Diese Agenturen bewerteten die Hypotheken-Anleihen (Collateralized Debt Obligations, CDOs), obwohl sie auf faulen Krediten basierten, mit den bestmöglichen „Noten“ AAA, AA und A. (Die Skala geht in der Regel so: AAA steht für die höchste Sicherheit, danach kommen AA, A, BBB, BB, B, CCC, CC, C usw.) Normaler- und fairerweise hätten diese Finanzprodukte höchstens als „C“ bewertet dürfen, doch die Ratingagenturen taten dies nicht und so investieren Institutionen Milliarden über Milliarden in diese CDOs – mit einem Gefühl der Sicherheit.

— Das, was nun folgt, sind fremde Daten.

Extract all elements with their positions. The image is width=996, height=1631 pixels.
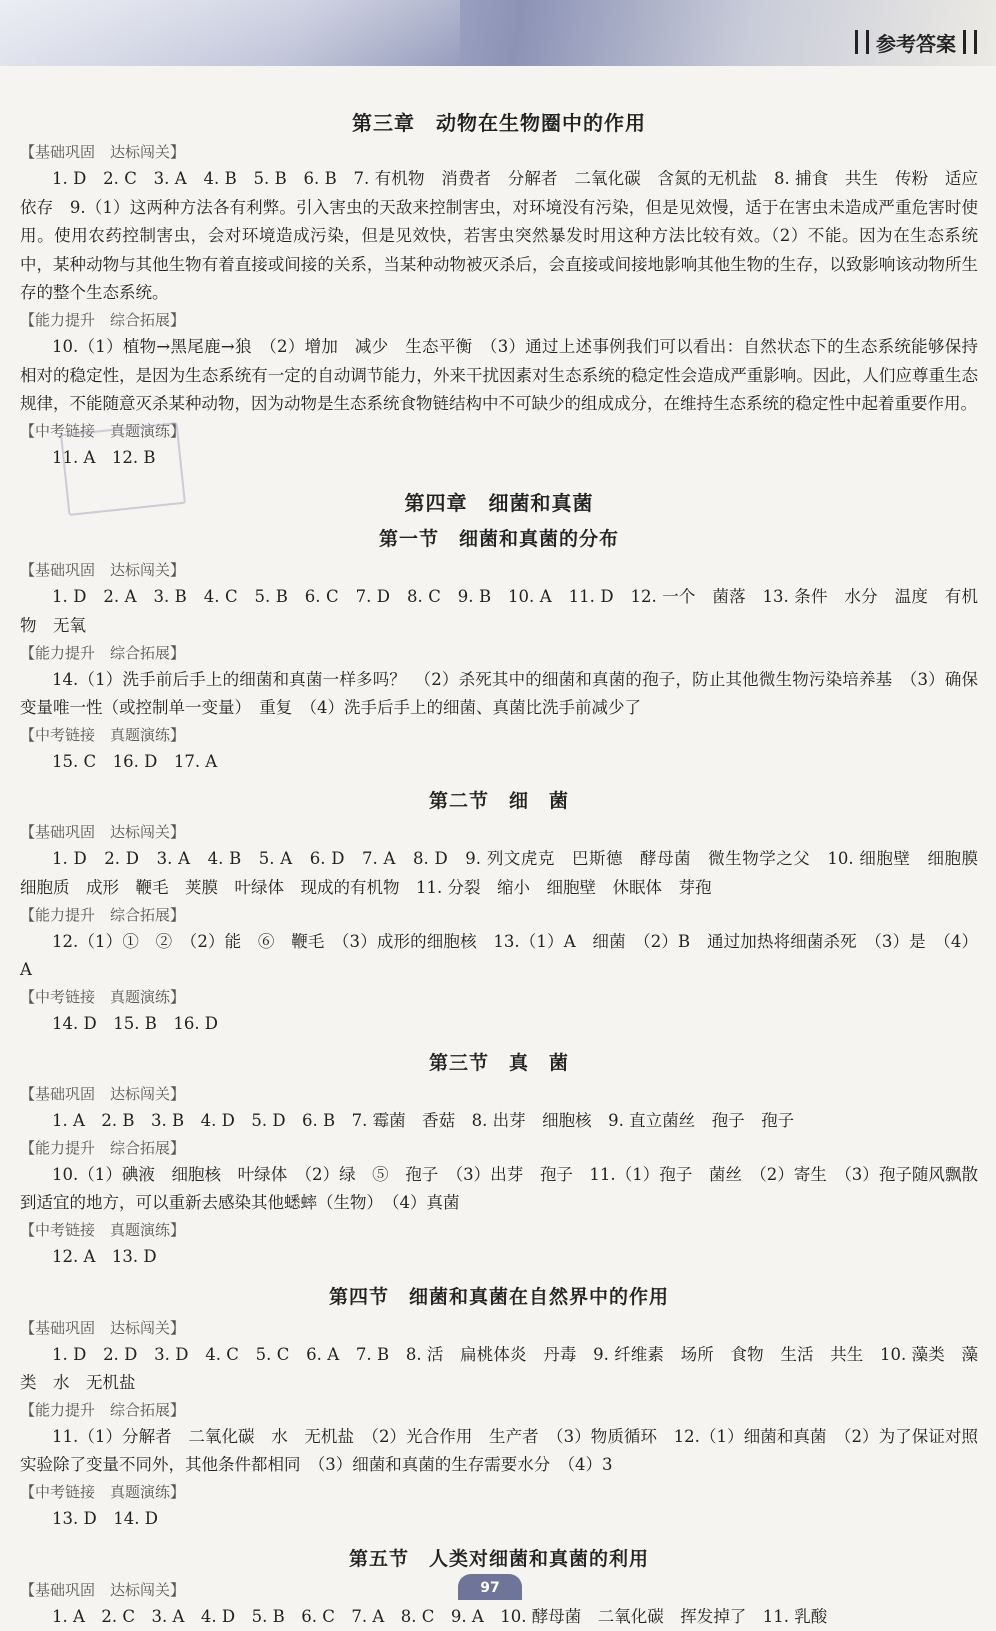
- header-banner: [0, 0, 996, 66]
- answer-paragraph: 11. A 12. B: [52, 447, 156, 467]
- section-tag: 【中考链接 真题演练】: [20, 725, 186, 744]
- chapter-3-advanced: [20, 308, 978, 419]
- section-tag: 【能力提升 综合拓展】: [20, 643, 186, 662]
- section-tag: 【能力提升 综合拓展】: [20, 905, 186, 924]
- section-1-title: 第一节 细菌和真菌的分布: [378, 528, 619, 551]
- header-bar-right: [963, 30, 966, 54]
- header-bar-right-2: [974, 30, 977, 54]
- section-tag: 【基础巩固 达标闯关】: [20, 1085, 186, 1104]
- section-tag: 【能力提升 综合拓展】: [20, 1400, 186, 1419]
- section-tag: 【中考链接 真题演练】: [20, 421, 186, 440]
- homework-stamp-image: [60, 422, 186, 516]
- answer-paragraph: 10.（1）碘液 细胞核 叶绿体 （2）绿 ⑤ 孢子 （3）出芽 孢子 11.（1）孢子 菌丝 （2）寄生 （3）孢子随风飘散到适宜的地方，可以重新去感染其他蟋蟀（生物） （4）真菌: [20, 1164, 978, 1213]
- section-tag: 【中考链接 真题演练】: [20, 1221, 186, 1240]
- answer-paragraph: 1. D 2. A 3. B 4. C 5. B 6. C 7. D 8. C 9. B 10. A 11. D 12. 一个 菌落 13. 条件 水分 温度 有机物 无氧: [20, 587, 978, 635]
- answer-paragraph: 13. D 14. D: [52, 1509, 158, 1529]
- section-5-title: 第五节 人类对细菌和真菌的利用: [348, 1547, 649, 1570]
- header-bar-left-2: [866, 30, 869, 54]
- section-2-title: 第二节 细 菌: [428, 790, 569, 813]
- answer-paragraph: 1. A 2. B 3. B 4. D 5. D 6. B 7. 霉菌 香菇 8. 出芽 细胞核 9. 直立菌丝 孢子 孢子: [52, 1111, 795, 1131]
- chapter-3-title: 第三章 动物在生物圈中的作用: [352, 111, 646, 135]
- answer-paragraph: 10.（1）植物→黑尾鹿→狼 （2）增加 减少 生态平衡 （3）通过上述事例我们可以看出：自然状态下的生态系统能够保持相对的稳定性，是因为生态系统有一定的自动调节能力，外来干扰因素对生态系统的稳定性会造成严重影响。因此，人们应尊重生态规律，不能随意灭杀某种动物，因为动物是生态系统食物链结构中不可缺少的组成成分，在维持生态系统的稳定性中起着重要作用。: [20, 336, 978, 414]
- answer-paragraph: 1. D 2. C 3. A 4. B 5. B 6. B 7. 有机物 消费者 分解者 二氧化碳 含氮的无机盐 8. 捕食 共生 传粉 适应 依存 9.（1）这两种方法各有利弊。引入害虫的天敌来控制害虫，对环境没有污染，但是见效慢，适于在害虫未造成严重危害时使用。使用农药控制害虫，会对环境造成污染，但是见效快，若害虫突然暴发时用这种方法比较有效。（2）不能。因为在生态系统中，某种动物与其他生物有着直接或间接的关系，当某种动物被灭杀后，会直接或间接地影响其他生物的生存，以致影响该动物所生存的整个生态系统。: [20, 169, 995, 303]
- section-3-title: 第三节 真 菌: [428, 1052, 569, 1075]
- answer-paragraph: 1. D 2. D 3. A 4. B 5. A 6. D 7. A 8. D 9. 列文虎克 巴斯德 酵母菌 微生物学之父 10. 细胞壁 细胞膜 细胞质 成形 鞭毛 荚膜 叶绿体 现成的有机物 11. 分裂 缩小 细胞壁 休眠体 芽孢: [20, 849, 995, 897]
- section-tag: 【基础巩固 达标闯关】: [20, 1318, 186, 1337]
- section-tag: 【基础巩固 达标闯关】: [20, 143, 186, 161]
- section-tag: 【基础巩固 达标闯关】: [20, 823, 186, 842]
- header-banner-shade: [0, 0, 460, 66]
- chapter-3-basic: [20, 140, 995, 308]
- answer-key-label: [854, 24, 978, 60]
- section-tag: 【中考链接 真题演练】: [20, 987, 186, 1006]
- answer-paragraph: 14.（1）洗手前后手上的细菌和真菌一样多吗？ （2）杀死其中的细菌和真菌的孢子，防止其他微生物污染培养基 （3）确保变量唯一性（或控制单一变量） 重复 （4）洗手后手上的细菌、真菌比洗手前减少了: [20, 669, 978, 718]
- chapter-4-title: 第四章 细菌和真菌: [404, 491, 594, 516]
- page-number: 97: [458, 1574, 522, 1600]
- answer-paragraph: 12.（1）① ② （2）能 ⑥ 鞭毛 （3）成形的细胞核 13.（1）A 细菌 （2）B 通过加热将细菌杀死 （3）是 （4）A: [20, 931, 978, 980]
- answer-paragraph: 12. A 13. D: [52, 1247, 157, 1267]
- section-4-title: 第四节 细菌和真菌在自然界中的作用: [328, 1285, 669, 1308]
- answer-paragraph: 1. D 2. D 3. D 4. C 5. C 6. A 7. B 8. 活 扁桃体炎 丹毒 9. 纤维素 场所 食物 生活 共生 10. 藻类 藻类 水 无机盐: [20, 1344, 978, 1393]
- answer-paragraph: 11.（1）分解者 二氧化碳 水 无机盐 （2）光合作用 生产者 （3）物质循环 12.（1）细菌和真菌 （2）为了保证对照实验除了变量不同外，其他条件都相同 （3）细菌和真菌的生存需要水分 （4）3: [20, 1426, 978, 1475]
- section-tag: 【能力提升 综合拓展】: [20, 310, 186, 329]
- header-bar-left: [855, 30, 858, 54]
- answer-key-text: 参考答案: [876, 31, 956, 56]
- answer-content: [20, 106, 995, 1631]
- answer-paragraph: 15. C 16. D 17. A: [52, 751, 218, 771]
- answer-paragraph: 1. A 2. C 3. A 4. D 5. B 6. C 7. A 8. C 9. A 10. 酵母菌 二氧化碳 挥发掉了 11. 乳酸: [52, 1606, 828, 1626]
- section-tag: 【基础巩固 达标闯关】: [20, 561, 186, 580]
- answer-paragraph: 14. D 15. B 16. D: [52, 1013, 219, 1033]
- section-tag: 【基础巩固 达标闯关】: [20, 1580, 186, 1599]
- section-tag: 【能力提升 综合拓展】: [20, 1138, 186, 1157]
- section-tag: 【中考链接 真题演练】: [20, 1483, 186, 1502]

Als dann Hedgefonds-Manager wie Michael Burry oder Steve Eisman diesen Schwindel und die daraus resultierende „Blase“ erkannten, wollte ihnen niemand glauben. Goldman Sachs, Deutsche Bank, Credit Suisse und andere Großbanken hielten vor allem den Kalifornier Michael Burry für verrückt und machten sich über seine Theorie lustig. Dennoch erstellten sie für seinen Hedgefonds passende Produkte, mit denen er gegen die CDOs wetten konnte: CDS (Credit Default Swaps). Einige Monate sah es tatsächlich danach aus, als ob Burry und Eisman sich geirrt hätten, doch dann nahmen die Kreditausfälle immer weiter und weiter zu, der Wert der CDS schoss in die Höhe. Die Querdenker rund um Burry verdienten hunderte Millionen Dollars, während der Immobilienmarkt zusammenbrach und Banken, die große CDO-Bestände hielten, wie etwa Lehman Brothers, gingen pleite.

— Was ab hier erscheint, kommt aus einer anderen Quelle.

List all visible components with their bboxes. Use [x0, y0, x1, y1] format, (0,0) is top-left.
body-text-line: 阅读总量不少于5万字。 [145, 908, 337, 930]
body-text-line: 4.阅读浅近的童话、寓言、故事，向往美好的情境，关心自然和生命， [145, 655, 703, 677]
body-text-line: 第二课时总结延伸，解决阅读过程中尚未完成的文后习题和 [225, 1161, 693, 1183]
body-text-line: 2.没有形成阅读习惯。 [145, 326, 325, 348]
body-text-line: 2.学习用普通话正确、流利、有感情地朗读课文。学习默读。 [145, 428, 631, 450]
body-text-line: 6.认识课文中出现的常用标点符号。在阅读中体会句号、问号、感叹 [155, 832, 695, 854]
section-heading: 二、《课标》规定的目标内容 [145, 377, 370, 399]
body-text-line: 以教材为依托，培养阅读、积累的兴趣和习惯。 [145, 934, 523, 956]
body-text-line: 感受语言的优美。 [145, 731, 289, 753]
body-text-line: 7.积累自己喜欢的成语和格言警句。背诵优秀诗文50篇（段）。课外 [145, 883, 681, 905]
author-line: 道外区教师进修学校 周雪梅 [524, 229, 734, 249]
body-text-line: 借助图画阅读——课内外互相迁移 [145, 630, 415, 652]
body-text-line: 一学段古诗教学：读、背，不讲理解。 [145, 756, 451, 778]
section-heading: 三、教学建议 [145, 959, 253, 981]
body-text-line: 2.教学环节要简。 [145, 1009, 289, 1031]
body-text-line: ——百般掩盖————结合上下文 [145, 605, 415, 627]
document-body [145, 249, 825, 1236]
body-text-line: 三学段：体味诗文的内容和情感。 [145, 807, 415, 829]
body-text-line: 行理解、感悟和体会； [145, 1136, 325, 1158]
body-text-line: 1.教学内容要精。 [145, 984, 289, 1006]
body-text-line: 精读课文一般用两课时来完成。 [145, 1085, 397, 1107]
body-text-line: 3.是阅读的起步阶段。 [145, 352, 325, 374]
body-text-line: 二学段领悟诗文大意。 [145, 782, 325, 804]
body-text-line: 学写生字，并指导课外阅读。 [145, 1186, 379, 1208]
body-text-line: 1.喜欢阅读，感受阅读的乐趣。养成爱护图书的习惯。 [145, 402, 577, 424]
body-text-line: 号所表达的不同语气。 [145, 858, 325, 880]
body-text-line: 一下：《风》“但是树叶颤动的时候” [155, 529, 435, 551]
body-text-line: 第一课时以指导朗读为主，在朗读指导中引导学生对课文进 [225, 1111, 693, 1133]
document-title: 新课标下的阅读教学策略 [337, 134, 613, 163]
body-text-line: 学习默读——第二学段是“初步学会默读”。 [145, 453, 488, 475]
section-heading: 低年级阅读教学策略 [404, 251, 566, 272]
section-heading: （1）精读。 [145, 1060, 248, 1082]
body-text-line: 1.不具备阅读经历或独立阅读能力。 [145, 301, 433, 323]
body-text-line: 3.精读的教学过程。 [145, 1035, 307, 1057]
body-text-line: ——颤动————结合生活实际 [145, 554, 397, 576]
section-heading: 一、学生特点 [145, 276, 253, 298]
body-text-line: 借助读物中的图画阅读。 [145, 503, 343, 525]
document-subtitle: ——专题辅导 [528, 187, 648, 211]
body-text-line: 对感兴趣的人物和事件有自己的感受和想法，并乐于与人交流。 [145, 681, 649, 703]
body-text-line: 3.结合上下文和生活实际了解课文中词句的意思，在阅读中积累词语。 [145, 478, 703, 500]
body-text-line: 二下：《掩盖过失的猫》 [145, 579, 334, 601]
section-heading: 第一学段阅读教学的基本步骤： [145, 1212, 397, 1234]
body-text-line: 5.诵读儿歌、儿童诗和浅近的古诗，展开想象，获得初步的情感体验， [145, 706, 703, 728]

Wer war also schuld? Es waren die Ratingagenturen mit ihren irreführenden Bewertungen, auf die alle, außer eine Handvoll Fondsmanager, vertraut haben. Bis heute gab es keine Konsequenzen für Standard & Poor’s, Moody’s oder Fitch – sie bewerten fröhlich weiter. Ebenfalls schlimm: es gibt immer noch keine europäische Ratingagentur und auch keine nennenswerte und anerkannte asiatische, das heißt, die USA dominieren das für die Wirtschaft extrem sensible Rating-Business bis dato weltweit.